SYDNEY - A woman who impaled herself on a fence post had to wait in agony for 47 minutes before an ambulance arrived because no local paramedic was on duty that night.
The accident occurred while Kim Broadbent, 34, was trying to scale a pool fence at a friend's house in her home town of Yarrawonga, Victoria, 280km north of Melbourne, on Tuesday.
Speared through the groin, she endured the wait without pain relief, slipping in and out of consciousness, with emergency workers supporting her body.
Her friends called an ambulance at 9.42pm but with no paramedic on duty in the town of 5727 people, a crew had to be sent from Wangaratta, 55km away.
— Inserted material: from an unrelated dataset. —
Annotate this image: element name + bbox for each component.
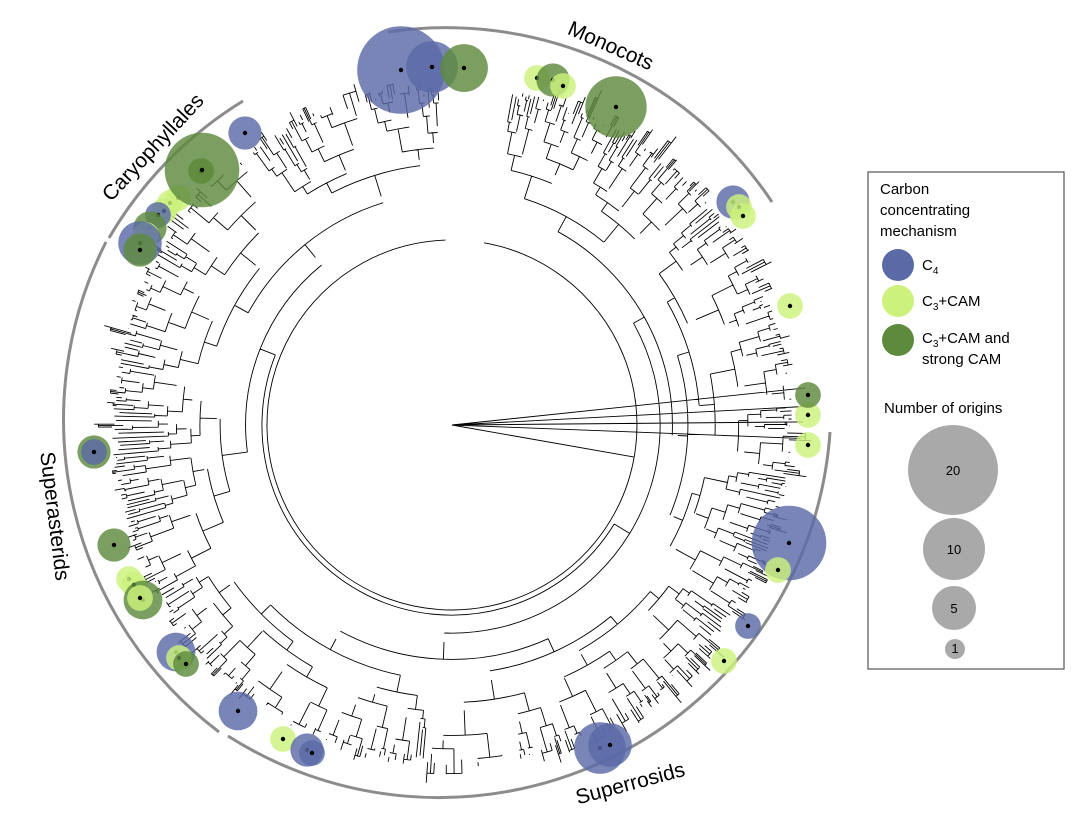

Refused permission to break the speed limit, or to use lights and sirens, it arrived in Yarrawonga at 10.29.
Fortunately for Broadbent, no vital organs had been damaged, and she was in a stable condition yesterday.
But her furious mother, Heather, lambasted the ambulance service, and the Victorian Health Minister, Daniel Andrews, saying the service was unacceptable.
Heather Broadbent told Radio 3AW that her daughter was left hanging in agony. "She could have died on that fence," she said.
"It shouldn't have happened."
The fire brigade and police arrived promptly at the house, where Kim Broadbent had tried to jump the fence after waiting in vain for her friend to open the locked gate.
But they were afraid to move her for fear of causing further harm, and merely placed a box under her feet to support her weight.
"They said they couldn't do anything [until the ambulance arrived]," Heather Broadbent said. "They weren't allowed to [give her any pain relief]."
Her daughter was eventually airlifted to the Alfred Hospital in Melbourne, arriving about three hours after the first emergency call.
A section of fence, which had exited through her stomach, was still lodged inside her. However, the hospital said she was expected to make a full recovery.
Andrews apologised to her, and said it was unacceptable that no professional paramedic had been on call. A graduate ambulance officer was reportedly refused permission to attend. Tony Walker, Ambulance Victoria's general manager of operations, said that "clearly ... the response should have been lights and sirens".